La lettre, signée par l'Australien âgé de 47 ans et l'avocat espagnol Baltasar Garzon, a été communiquée par le ministère des Affaires étrangères équatorien à une députée, Paola Vintimilla, qui enquête sur le processus de naturalisation de Julian Assange et en a fait part aux médias.

Le créateur de WikiLeaks a renoncé à l'asile quelques jours avant que Quito lui octroie la nationalité équatorienne le 12 décembre, puis tente de le nommer diplomate afin qu'il puisse continuer à vivre dans l'ambassade de Londres, voire aller en mission à Moscou.

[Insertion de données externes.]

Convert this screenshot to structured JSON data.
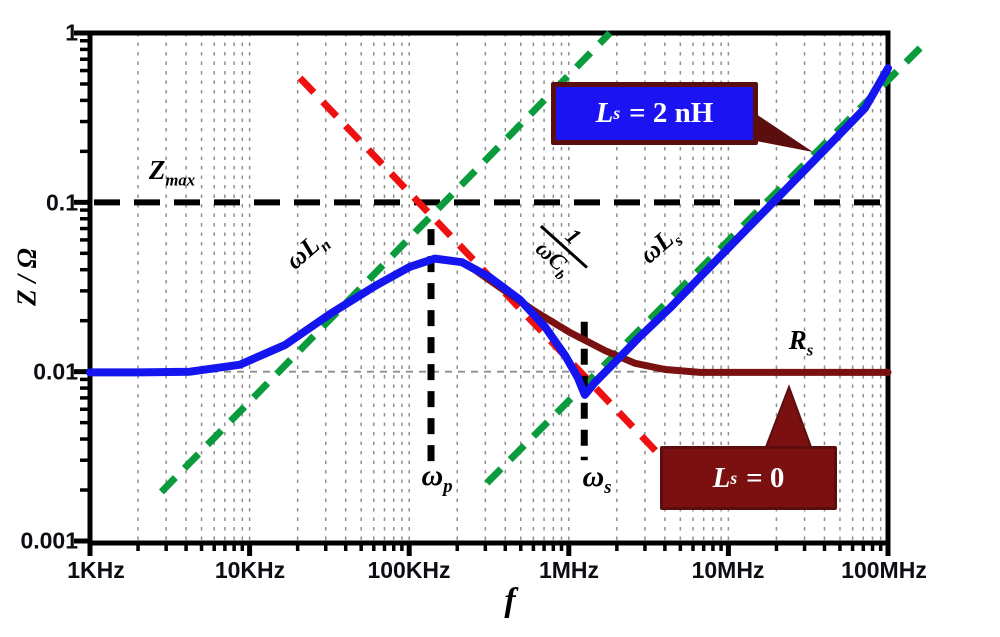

Julian Assange s'est réfugié dans la représentation diplomatique équatorienne il y a six ans pour, initialement, éviter d'être extradé en Suède où il était accusé de viol, procédure qui a été classée.

Aujourd'hui, il craint de sortir de l'ambassade et d'être arrêté, puis extradé vers les Etats-Unis pour avoir diffuser via WikiLeaks des milliers de documents confidentiels de la diplomatie américaine.

La justice britannique a maintenu un mandat d'arrêt à son encontre pour non respect de sa liberté sous caution pendant la procédure suédoise.

Le ministère équatorien des Affaires étrangères s'est refusé à tout commentaire sur le courrier d'Assange ou son actuel statut. Mme Vintimilla, députée du Parti social-chrétien Social Cristiano, a indiqué à l'AFP avoir reçu la semaine dernière les documents à caractère réservé concernant Julian Assange, dont sa lettre.